Another potential procedural risk factor for SAE is biopsy technique and choice of
air lock. Several case reports of SAE describe a water-seal technique, in which sterile
saline is dripped into the introducer during stylet and biopsy needle exchange. In
the event of negative intrathoracic pressure during coaxial manipulation, this theoretically
substitutes sterile fluid for air.[6] Other operators utilize manual coverage of the introducer hub during exchange. Additionally,
breathe-hold maneuvers may help decrease the risk of air entry.[7] In this patient, immediate exchange and breathe-hold techniques were selected, but
compromised by patient discomfort and coughing. Associated decreased intrathoracic
pressure during cough is suspected to have contributed to SAE.
Finally, this patient highlights the importance of careful postoperative image analysis
to identify and manage complications. As little as 2 mL of air in the cerebral circulation
and 0.5 to 1.0 mL of air in the coronary circulation can be fatal.[8] If arterial air is recognized, the source of air should be removed, supplemental
oxygen administered, and positional techniques to decrease risk of embolization should
be performed. Supplemental oxygen can be administered conservatively via non-rebreather
mask or via hyperbaric therapy.[7]
[9] Hyperbaric oxygen therapy has proved beneficial and may help resolve symptoms; administration
of 100% oxygen for 120 minutes at 3.1 atmospheres is preferred.[4] Both approaches reduce the size of the air embolus by promoting counter-diffusion
of oxygen into the nitrogen bubble and facilitating nitrogen resorption.[7]
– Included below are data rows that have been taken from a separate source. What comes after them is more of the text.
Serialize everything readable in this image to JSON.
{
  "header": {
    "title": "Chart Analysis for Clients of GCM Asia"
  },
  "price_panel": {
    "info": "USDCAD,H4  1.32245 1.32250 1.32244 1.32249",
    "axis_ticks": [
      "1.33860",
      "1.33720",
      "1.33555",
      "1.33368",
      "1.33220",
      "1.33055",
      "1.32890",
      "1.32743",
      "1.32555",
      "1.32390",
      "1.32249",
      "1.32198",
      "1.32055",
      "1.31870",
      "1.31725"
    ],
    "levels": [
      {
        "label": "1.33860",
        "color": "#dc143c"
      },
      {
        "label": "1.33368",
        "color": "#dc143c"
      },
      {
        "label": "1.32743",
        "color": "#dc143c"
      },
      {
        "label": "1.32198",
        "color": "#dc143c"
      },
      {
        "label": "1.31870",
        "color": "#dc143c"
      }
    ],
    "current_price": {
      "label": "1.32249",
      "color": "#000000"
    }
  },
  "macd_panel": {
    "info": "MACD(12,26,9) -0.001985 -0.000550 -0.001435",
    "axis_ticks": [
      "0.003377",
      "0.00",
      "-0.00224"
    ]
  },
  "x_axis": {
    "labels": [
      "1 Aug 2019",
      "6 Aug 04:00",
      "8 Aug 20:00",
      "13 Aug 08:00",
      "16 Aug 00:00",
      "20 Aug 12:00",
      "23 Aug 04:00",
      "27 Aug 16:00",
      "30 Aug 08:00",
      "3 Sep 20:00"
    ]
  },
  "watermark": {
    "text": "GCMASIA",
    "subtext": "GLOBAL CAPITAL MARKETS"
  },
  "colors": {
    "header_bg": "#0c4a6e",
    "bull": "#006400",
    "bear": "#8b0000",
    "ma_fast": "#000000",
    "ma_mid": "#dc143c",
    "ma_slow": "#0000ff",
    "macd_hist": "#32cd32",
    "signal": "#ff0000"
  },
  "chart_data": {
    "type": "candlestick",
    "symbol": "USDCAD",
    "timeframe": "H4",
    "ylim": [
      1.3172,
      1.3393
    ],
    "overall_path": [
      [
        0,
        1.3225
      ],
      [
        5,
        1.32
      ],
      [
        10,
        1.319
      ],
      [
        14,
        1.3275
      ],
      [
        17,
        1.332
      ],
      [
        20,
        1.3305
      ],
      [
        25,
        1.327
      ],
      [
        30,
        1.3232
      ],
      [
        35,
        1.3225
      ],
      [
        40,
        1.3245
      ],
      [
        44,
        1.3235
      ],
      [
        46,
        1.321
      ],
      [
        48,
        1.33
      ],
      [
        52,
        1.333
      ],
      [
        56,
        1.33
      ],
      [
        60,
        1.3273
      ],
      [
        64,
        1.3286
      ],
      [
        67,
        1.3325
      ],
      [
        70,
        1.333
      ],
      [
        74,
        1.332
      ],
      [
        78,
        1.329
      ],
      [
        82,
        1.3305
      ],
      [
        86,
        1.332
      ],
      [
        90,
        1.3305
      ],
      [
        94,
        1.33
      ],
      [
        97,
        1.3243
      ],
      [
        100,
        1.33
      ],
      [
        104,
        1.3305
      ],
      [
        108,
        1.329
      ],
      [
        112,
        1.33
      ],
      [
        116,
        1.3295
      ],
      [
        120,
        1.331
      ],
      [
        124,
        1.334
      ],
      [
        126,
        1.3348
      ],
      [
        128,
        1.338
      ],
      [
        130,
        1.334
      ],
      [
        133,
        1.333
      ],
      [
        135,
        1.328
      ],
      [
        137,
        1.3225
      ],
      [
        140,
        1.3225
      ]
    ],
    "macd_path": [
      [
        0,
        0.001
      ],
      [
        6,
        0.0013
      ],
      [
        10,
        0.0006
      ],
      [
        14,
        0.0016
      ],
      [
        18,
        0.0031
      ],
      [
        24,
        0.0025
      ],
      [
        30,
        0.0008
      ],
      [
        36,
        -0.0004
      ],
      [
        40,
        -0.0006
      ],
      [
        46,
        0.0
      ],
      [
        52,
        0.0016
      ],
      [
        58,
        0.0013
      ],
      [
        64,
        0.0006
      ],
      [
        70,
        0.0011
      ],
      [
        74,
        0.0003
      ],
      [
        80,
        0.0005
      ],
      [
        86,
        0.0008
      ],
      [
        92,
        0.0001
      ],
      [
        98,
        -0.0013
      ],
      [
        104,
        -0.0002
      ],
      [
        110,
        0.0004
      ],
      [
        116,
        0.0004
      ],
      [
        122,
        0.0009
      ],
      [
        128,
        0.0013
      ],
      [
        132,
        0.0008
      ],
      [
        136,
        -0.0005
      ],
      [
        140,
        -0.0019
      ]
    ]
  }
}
[9] There is controversy regarding optimal positioning of patients with known SAE. Some
investigators opt for right lateral decubitus and Trendelenburg positions to promote
air retention in the left ventricular apex and prevent efflux into the left ventricular
outflow tract (LVOT).[10]
[11] Others recommend supine position, as they believe the buoyancy of gas is not sufficient
to counteract blood flow.[12]
[13]
In summary, SAE is a rare but serious complication of PCNB of the lung that should
be considered during perioperative risk stratification and procedural planning. Regarding
analysis of immediate postbiopsy chest CT, operators should utilize a detailed, systematic
search pattern to identify possible complications, including rigorous evaluation of
cardiac and arterial structures. In the event of SAE, operators should be familiar
with appropriate clinical management.